All of these conclusions amount to circular reasoning, however. From this perspective, each new discovery seduces us into believing that we finite creatures were necessarily made to decipher the complexities of the universe for the sole purpose of finding an infinitely intelligent God, as if the cosmos were nothing more than God's elaborate game of Clue. Could not every species of animal play this same kind of game, each according to how they alone may understand and interpret the world and the universe over all?
Is it not the ultimate act of human hubris to assume that both the universe and the human mind were equally and intentionally designed in such ways, and by such an infinite intelligence, that we could use the latter to find God by deciphering the complexities of the former? And by so suggesting, are we not then equating our own abilities and intelligence to be, at least on some level, on par with that infinite intelligence?

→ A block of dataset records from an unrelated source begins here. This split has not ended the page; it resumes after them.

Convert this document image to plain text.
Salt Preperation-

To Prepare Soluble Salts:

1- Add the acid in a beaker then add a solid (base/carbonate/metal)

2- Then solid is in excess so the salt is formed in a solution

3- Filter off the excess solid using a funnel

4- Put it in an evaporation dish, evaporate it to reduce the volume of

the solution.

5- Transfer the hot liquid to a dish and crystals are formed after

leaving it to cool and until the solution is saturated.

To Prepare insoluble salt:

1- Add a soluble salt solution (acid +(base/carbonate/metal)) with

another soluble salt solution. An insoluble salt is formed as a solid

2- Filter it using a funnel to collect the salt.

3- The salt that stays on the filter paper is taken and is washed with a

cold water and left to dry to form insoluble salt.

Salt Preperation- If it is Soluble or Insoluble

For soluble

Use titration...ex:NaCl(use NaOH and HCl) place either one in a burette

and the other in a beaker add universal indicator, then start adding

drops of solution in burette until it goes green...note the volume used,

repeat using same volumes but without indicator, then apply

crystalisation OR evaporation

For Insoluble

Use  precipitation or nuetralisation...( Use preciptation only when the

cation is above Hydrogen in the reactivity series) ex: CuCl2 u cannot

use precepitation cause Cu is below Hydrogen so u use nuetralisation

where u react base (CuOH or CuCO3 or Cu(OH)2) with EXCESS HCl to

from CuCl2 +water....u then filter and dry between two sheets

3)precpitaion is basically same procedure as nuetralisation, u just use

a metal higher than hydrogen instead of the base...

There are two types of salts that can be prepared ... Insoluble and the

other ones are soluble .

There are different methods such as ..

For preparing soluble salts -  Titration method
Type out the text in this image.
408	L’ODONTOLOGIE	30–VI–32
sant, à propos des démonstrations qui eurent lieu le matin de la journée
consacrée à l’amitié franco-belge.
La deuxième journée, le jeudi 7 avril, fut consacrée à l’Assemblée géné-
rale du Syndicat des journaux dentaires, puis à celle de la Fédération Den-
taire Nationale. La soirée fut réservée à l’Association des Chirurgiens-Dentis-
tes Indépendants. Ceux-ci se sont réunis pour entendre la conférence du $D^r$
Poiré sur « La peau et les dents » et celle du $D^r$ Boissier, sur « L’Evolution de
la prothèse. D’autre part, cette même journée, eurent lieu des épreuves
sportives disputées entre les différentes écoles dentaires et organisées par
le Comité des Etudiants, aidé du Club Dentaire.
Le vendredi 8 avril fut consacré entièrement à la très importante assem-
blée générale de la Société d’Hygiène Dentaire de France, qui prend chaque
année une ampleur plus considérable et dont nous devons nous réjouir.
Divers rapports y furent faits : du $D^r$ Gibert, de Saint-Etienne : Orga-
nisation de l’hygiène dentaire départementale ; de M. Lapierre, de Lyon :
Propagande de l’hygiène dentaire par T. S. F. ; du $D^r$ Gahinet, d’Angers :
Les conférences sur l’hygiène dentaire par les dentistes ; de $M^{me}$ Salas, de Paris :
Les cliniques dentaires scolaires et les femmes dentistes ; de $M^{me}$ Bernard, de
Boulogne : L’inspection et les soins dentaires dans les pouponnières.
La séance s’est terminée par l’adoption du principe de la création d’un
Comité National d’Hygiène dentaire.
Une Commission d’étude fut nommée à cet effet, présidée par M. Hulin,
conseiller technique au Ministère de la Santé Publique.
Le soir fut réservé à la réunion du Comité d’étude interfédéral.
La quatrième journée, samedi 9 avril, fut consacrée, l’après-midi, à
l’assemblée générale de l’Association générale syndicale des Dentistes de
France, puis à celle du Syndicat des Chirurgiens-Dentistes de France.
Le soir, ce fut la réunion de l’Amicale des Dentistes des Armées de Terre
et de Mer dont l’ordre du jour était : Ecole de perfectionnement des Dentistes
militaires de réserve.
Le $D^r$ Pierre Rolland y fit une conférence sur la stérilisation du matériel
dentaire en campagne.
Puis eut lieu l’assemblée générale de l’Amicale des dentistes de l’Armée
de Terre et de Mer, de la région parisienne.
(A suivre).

Is this not the curse of Narcissus, veiled in God-like adoration of our own intelligence? Does it not simply smack of a humanity falling ever more in love with its own mind, and by the alchemy of our ideas, do we not create a golden calf we worship in our own image called "God"? In fact, we even define our willingness to fall in love and even drown for those ideas a virtue and an act of martyrdom!
Before accepting such a claim, should we not first wonder about where mathematics actually comes from, as far as we know? Looking at the sentence above, one can see how Nelson is clearly trying to get his readers to simply accept that "the mathematical underpinnings of the universe" could only be "comprehensible" to us if "some kind of a god" exists. But this is clearly a lie, and I am betting he knows it.